A warm ceramic bunny sits in still air while a gentle wind draft passes through the scene.
Convective heat plumes rising from the surface become visible after processing, revealing
how the airflow disturbs and carries heat away from the object.
A figurine of Yoda is observed in thermal video. Subtle emissivity differences across
the surface — particularly around the eyes — produce faint periodic signals
that our method isolates and amplifies.
A keyboard and book are filmed after brief contact with a warm hand. Residual heat
conduction patterns spread slowly across the surfaces, leaving thermal fingerprints
that are invisible in raw footage but clearly revealed after processing.
Hot exhaust gases emanating from a vehicle are captured against an ambient background.
The turbulent thermal plume is largely imperceptible in raw microbolometric footage
but becomes strikingly visible after temporal processing.
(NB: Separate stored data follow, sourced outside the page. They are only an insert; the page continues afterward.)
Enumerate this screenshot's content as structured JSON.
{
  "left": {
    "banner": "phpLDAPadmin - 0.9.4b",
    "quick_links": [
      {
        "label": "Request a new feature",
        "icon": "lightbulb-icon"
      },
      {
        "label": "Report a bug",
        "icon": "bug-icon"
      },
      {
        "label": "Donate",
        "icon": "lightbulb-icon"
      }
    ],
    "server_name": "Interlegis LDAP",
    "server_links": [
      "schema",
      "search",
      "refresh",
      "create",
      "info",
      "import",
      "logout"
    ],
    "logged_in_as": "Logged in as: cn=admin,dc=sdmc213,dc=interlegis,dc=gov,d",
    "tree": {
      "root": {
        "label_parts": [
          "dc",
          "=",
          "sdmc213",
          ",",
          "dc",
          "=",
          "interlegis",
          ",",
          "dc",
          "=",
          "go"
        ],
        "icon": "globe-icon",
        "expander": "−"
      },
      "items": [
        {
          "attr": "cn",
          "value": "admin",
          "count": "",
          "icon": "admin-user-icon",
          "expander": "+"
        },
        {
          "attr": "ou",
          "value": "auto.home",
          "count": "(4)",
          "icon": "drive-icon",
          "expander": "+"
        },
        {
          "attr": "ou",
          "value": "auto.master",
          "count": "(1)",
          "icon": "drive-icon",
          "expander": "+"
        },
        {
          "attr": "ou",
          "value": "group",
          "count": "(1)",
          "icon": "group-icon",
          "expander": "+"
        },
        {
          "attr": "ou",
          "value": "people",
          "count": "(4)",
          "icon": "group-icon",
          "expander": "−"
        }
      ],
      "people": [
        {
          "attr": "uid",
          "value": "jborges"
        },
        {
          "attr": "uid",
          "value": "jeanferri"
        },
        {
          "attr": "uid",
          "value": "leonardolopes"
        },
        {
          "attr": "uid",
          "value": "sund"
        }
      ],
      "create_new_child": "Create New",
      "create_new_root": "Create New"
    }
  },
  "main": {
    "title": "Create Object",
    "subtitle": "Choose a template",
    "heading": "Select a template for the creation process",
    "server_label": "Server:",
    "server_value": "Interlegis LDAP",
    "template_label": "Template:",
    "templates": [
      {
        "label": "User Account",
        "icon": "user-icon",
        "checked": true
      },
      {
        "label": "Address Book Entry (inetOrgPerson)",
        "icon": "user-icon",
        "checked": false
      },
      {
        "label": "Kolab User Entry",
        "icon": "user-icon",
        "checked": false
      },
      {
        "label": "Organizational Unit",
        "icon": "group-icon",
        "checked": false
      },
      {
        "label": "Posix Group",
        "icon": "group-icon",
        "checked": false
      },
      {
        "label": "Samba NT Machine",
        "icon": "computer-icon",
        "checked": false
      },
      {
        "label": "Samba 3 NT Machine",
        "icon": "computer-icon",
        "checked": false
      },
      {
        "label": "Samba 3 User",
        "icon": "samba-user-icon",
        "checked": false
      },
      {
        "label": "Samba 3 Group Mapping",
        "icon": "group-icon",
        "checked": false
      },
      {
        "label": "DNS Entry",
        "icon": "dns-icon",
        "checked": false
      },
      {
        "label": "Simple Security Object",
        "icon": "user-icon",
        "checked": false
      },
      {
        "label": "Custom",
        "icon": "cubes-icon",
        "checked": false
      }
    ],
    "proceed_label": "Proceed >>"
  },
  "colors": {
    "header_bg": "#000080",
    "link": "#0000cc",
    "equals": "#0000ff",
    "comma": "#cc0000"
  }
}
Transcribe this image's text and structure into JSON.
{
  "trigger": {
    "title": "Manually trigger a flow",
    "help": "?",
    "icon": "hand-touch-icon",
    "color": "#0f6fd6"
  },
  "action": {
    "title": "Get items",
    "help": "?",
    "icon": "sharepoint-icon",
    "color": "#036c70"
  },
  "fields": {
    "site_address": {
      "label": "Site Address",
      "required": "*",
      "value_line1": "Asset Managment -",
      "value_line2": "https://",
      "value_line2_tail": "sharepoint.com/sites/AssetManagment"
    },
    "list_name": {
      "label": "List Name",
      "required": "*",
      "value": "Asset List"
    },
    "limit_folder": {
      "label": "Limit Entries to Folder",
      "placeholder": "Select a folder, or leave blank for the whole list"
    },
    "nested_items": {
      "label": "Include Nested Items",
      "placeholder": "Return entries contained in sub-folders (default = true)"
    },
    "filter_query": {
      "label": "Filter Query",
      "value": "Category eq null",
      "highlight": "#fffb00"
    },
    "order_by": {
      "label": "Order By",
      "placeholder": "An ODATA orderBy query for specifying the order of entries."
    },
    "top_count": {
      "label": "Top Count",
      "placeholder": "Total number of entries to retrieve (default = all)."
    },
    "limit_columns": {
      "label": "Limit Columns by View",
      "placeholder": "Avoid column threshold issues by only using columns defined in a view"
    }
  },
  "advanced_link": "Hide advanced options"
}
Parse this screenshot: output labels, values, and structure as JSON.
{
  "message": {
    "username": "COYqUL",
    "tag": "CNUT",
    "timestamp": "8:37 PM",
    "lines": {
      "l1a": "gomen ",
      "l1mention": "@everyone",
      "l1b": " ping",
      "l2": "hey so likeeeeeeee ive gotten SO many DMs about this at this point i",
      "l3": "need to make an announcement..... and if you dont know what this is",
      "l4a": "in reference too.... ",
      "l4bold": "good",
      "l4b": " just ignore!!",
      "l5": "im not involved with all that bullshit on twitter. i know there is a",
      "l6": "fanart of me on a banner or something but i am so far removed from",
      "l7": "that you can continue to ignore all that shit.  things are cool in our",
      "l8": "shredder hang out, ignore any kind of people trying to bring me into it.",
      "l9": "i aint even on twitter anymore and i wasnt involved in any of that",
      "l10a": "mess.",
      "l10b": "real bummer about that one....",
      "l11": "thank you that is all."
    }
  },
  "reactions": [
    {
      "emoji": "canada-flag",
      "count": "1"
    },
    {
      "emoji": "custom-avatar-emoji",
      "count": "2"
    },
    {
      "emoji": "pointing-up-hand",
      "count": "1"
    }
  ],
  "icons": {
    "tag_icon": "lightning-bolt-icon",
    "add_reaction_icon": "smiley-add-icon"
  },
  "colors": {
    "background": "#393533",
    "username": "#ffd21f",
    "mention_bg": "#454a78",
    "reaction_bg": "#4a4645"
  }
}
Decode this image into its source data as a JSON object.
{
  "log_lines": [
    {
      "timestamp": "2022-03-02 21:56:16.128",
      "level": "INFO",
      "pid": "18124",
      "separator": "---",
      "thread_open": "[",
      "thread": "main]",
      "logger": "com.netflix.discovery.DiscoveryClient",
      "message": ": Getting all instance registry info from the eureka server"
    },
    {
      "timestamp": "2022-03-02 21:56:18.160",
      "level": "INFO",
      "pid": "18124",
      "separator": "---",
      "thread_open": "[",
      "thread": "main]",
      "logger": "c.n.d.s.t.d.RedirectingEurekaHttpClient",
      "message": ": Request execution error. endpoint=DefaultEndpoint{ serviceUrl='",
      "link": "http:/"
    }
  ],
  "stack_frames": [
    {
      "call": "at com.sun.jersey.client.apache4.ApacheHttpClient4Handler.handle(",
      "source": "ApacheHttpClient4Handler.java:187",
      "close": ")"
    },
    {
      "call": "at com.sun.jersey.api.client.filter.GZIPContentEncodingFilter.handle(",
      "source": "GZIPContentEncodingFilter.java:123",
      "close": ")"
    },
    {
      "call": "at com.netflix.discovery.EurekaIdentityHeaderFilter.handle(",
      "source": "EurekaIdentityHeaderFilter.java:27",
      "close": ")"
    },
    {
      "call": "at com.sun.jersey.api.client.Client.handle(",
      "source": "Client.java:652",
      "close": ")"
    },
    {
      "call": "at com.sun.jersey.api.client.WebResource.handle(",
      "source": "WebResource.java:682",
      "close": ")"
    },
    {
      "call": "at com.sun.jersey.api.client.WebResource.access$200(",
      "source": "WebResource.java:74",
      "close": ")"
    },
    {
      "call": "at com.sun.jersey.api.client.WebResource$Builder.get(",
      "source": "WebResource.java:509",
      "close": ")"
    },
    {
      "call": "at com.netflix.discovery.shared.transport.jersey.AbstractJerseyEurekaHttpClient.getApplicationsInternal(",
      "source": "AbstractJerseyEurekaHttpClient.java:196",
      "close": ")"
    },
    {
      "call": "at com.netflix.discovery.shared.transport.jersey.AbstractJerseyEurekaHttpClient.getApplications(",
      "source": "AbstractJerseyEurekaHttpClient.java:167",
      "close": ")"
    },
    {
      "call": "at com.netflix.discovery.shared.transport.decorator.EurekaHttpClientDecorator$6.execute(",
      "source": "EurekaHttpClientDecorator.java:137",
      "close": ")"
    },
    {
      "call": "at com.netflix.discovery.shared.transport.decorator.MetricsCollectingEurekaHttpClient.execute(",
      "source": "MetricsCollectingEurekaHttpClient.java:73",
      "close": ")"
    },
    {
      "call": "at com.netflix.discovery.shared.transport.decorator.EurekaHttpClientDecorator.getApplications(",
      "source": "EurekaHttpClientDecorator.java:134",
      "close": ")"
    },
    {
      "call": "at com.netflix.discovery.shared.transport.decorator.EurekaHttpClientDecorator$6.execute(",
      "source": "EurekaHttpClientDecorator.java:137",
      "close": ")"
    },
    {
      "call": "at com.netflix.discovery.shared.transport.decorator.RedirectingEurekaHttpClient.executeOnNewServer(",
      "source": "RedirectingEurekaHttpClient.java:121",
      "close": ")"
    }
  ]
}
A spinning fan redistributes warm air in its vicinity, creating structured turbulent
currents. Processing the microbolometric video reveals the periodic air movement and
heat redistribution patterns driven by the fan's rotation frequency.
A linear polarizer is rotated in front of the thermal camera. The apparent thermal
emission of surfaces changes with polarizer angle due to polarization-dependent
emissivity, producing subtle periodic intensity oscillations our method captures.
Longwave infrared bandpass filters are placed in the optical path, selectively
transmitting narrow spectral bands. Differences in spectral emission across
materials become measurable, revealing material-dependent thermal signatures
invisible in broadband thermal imaging.